The recommended expiration length of >4 s with an I:E of 1:3 to 1:4 was not observed in our study, which found the mean length of expiration was just 2.6 s. The average delay between breaths (including inspiration and breath-hold) was 2.5 s. This amounted to an average I:E across all breaths, which ranged from 1:0.4 to 1:2.4; no participant achieved the recommended I:E. Some participants took several breaths between expirations into the Aerobika device, which led to a highly skewed I:E. No participant was recorded performing a discernible breath-hold before expiration during the session, the participants either expired immediately after a single inspiration or took multiple breaths between expiring through the OPEP device. The clinical impact of performing individual OPEP expirations punctuated with long pauses in between was unclear but would seem counterintuitive to the object of OPEP therapy, specifically, to splint open collapsed airways because positive intrapulmonary pressure is not sustained. The total duration of oscillating intrapulmonary pressure during expiration is an important measure of efficiency in mobilizing secretions.¹⁴

The frequency of oscillations was correlated positively to expiration pressure. Unsurprisingly, the total duration of expiration had a considerable effect on the number of pressure oscillations generated during therapy. Across the study cohort there was a 4.5-fold difference in the number of oscillations experienced between the shortest and the longest total expirations (participant no. 13 and participant no. 5, respectively). Interestingly, both of these participants were satisfied that they had completed an effective OPEP session, as were their parents and/or guardians. Because oscillations have been shown to reduce viscoelasticity and increase movement of secretions cephalad, it is reasonable to assume that longer duration expirations, and, therefore, more oscillations, are more beneficial to patients than short expirations.

The difference between the shortest and longest recorded breaths (participant no. 13, breath 7; and participant no. 6, breath 9) are demonstrated in Figure 3A; whereas plots of all 10 recorded expirations for the respective participants are presented in Figure 3B. The plot illustrated the intra-breath consistency across expirations, irrespective of technique, and a similar pattern was observed across the other 19 participants. This repeatability, coupled with the lack of any correlation between FEV₁ and generated pressure or flow, suggested that the pattern of expiration is well learned, albeit flawed, and may be correctly re-learned with additional training and regular monitoring.
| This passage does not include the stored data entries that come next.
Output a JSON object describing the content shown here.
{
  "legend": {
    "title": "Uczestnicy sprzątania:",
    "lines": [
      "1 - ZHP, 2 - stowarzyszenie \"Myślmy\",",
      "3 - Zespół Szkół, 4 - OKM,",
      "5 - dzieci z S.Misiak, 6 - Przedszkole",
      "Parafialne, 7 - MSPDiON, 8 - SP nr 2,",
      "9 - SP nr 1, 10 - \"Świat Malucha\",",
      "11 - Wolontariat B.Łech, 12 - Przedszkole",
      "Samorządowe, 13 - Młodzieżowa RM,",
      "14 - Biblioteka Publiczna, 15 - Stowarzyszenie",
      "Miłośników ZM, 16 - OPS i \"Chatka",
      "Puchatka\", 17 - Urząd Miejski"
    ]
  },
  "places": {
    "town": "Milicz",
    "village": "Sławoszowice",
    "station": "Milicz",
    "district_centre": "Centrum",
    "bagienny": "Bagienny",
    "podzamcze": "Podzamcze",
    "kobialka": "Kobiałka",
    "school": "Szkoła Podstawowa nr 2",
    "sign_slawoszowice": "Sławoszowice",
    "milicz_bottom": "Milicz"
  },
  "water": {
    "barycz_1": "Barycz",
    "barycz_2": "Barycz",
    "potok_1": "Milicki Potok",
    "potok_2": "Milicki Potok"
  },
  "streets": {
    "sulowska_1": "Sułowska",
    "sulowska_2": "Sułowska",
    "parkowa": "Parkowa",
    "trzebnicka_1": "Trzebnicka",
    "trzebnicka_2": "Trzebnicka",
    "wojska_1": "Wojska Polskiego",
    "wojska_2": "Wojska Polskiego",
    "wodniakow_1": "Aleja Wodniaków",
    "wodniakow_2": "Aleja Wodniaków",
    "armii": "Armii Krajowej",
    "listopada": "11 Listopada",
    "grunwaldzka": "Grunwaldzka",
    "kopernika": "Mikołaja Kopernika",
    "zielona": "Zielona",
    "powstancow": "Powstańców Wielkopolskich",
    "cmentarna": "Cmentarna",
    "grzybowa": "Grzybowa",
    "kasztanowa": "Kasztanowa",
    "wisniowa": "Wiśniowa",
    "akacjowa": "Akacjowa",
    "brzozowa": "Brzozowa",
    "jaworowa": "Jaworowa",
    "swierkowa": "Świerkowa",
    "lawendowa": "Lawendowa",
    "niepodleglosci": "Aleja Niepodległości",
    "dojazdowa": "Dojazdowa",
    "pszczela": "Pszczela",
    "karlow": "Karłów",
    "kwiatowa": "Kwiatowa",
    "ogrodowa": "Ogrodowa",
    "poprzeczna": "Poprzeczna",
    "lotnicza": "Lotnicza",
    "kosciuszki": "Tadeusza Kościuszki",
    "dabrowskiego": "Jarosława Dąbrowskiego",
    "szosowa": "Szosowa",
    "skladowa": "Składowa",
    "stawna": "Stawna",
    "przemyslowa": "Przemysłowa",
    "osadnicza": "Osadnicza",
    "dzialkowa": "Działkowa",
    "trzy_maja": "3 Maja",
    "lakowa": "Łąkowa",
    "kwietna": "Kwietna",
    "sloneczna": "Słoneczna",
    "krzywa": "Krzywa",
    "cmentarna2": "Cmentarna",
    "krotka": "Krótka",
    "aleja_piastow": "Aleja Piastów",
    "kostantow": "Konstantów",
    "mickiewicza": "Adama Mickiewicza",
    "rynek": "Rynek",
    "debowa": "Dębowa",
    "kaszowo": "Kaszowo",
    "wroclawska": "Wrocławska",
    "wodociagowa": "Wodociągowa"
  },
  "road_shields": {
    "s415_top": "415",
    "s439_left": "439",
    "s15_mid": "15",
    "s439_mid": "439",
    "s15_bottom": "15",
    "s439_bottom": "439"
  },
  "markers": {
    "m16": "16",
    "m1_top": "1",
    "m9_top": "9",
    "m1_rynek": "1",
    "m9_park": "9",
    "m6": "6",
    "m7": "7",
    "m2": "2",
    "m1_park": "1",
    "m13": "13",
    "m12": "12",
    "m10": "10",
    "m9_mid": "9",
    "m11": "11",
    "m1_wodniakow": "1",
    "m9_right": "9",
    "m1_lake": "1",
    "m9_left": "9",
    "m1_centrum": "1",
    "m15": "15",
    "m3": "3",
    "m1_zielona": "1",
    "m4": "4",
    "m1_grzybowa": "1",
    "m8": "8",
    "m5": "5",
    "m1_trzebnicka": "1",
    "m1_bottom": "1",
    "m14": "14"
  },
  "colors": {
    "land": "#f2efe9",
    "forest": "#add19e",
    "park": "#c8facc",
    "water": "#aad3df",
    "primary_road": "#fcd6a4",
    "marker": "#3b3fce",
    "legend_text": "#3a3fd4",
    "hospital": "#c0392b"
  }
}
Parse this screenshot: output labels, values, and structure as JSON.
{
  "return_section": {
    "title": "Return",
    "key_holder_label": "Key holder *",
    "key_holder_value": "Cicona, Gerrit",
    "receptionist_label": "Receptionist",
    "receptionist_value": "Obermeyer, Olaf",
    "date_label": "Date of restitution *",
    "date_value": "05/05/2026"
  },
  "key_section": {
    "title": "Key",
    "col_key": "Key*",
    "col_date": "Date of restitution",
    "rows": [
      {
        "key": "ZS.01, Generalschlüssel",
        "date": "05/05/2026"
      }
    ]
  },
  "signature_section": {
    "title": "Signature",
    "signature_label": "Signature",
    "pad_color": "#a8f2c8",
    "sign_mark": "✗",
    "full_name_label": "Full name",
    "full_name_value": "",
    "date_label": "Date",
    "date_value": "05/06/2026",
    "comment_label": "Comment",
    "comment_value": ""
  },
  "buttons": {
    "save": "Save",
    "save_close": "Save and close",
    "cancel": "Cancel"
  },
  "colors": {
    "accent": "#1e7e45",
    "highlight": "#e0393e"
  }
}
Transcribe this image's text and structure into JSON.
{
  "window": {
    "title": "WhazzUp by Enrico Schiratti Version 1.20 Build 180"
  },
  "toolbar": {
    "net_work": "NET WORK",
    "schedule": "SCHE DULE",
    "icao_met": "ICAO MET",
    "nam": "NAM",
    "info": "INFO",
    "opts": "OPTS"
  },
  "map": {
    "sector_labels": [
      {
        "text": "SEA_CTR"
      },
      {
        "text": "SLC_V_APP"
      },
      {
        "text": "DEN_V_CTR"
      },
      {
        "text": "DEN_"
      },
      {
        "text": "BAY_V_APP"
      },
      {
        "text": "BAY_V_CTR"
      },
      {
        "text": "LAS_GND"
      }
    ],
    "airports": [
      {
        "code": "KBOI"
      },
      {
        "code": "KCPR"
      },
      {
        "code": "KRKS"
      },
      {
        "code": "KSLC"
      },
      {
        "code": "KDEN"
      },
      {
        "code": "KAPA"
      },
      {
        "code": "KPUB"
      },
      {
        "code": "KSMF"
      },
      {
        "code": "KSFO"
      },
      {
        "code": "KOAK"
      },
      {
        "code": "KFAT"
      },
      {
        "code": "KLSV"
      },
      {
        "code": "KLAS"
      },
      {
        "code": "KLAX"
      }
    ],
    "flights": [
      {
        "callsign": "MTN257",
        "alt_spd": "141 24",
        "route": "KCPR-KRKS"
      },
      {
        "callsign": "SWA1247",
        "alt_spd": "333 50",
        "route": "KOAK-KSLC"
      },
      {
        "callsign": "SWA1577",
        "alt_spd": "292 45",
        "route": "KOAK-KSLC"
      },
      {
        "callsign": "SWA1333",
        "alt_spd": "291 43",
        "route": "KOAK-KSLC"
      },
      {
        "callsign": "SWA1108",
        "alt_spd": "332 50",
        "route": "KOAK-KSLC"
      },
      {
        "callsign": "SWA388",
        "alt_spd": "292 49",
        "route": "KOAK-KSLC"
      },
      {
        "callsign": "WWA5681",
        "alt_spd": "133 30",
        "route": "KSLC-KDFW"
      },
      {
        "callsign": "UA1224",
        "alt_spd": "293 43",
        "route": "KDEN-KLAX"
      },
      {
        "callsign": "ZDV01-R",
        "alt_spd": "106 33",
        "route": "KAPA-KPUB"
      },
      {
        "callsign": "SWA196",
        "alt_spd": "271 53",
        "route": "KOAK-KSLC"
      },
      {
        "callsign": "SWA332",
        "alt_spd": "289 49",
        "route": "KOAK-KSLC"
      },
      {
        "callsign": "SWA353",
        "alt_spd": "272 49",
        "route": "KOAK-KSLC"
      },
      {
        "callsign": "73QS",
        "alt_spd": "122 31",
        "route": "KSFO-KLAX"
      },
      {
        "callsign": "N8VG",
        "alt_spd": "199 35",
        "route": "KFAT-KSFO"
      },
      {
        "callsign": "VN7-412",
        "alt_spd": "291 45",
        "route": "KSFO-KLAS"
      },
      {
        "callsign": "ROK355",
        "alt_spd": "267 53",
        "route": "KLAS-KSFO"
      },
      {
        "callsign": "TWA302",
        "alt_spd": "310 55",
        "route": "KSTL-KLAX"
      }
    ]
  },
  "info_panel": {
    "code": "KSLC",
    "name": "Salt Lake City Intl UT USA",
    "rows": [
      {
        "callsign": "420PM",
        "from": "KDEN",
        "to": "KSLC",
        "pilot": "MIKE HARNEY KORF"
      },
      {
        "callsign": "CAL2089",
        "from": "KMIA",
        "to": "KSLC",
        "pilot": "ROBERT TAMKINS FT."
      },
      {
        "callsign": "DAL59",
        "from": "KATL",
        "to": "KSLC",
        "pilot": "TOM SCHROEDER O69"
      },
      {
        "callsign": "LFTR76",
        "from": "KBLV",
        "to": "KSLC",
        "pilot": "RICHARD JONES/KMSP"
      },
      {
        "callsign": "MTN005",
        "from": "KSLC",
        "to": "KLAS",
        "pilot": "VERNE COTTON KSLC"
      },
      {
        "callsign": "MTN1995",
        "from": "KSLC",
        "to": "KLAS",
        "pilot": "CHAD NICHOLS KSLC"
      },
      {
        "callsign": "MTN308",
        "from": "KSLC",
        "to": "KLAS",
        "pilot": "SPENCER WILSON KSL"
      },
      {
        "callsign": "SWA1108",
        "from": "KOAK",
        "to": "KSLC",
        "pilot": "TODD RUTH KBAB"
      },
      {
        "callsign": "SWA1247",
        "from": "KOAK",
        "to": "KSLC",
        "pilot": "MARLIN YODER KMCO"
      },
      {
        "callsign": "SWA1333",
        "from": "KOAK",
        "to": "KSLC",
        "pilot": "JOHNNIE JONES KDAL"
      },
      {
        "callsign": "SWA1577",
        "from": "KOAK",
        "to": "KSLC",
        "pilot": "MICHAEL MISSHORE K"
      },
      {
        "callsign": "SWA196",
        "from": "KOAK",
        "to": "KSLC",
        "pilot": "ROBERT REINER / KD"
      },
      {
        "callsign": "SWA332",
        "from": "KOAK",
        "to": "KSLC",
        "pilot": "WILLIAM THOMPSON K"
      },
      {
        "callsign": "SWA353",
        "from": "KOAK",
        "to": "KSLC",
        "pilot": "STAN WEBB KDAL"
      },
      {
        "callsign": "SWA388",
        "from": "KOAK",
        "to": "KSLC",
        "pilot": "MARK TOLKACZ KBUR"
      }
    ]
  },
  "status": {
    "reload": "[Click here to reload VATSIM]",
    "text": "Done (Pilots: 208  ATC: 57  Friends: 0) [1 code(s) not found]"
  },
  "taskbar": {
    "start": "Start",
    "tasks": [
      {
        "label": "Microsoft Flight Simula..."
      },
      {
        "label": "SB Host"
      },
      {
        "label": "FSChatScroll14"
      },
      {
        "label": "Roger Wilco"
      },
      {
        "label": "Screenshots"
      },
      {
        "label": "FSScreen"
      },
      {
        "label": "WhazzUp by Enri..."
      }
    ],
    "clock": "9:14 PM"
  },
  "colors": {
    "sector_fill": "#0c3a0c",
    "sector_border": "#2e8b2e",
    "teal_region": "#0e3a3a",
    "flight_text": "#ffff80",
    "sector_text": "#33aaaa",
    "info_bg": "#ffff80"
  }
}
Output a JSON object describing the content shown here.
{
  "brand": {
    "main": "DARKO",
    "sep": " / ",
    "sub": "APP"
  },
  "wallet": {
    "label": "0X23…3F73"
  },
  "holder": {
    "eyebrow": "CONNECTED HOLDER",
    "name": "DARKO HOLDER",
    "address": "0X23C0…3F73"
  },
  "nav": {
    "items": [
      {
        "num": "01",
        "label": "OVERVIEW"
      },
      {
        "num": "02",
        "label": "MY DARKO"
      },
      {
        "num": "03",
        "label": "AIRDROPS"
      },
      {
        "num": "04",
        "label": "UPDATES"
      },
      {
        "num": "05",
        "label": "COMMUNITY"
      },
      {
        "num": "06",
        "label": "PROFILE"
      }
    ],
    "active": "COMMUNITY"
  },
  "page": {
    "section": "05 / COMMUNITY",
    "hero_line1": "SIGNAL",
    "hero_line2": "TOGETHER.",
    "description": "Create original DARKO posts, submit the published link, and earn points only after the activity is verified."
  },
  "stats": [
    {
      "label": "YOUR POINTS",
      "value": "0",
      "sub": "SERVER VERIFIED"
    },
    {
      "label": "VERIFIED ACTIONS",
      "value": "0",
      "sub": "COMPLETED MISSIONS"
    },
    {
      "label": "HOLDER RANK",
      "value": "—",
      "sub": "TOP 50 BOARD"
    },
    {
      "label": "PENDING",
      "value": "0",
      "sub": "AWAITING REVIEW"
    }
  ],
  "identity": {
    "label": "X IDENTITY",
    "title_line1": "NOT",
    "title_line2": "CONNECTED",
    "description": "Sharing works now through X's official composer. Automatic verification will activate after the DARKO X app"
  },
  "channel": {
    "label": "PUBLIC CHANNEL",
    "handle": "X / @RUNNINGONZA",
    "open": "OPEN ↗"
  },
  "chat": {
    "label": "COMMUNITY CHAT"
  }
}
Lapin²¹ and Rand et al²² stressed the need for frequent assessment of participant technique and appropriate level of resistance during OPEP therapy to ensure that the treatment regime is appropriate to the individual's needs. To our knowledge, no system exists to evaluate both parameters with real-time feedback; some analog manometers are sold as accessory devices for OPEP but only to gauge average pressure (eg, the Aerobika Manometer Accessory, Trudell Medical; Therapep, Smiths). These manometers have possible unintentional drawbacks however because they have the potential to harbor pathogenic bacteria²³ and are not designed for disassembly and cleaning as with OPEP devices.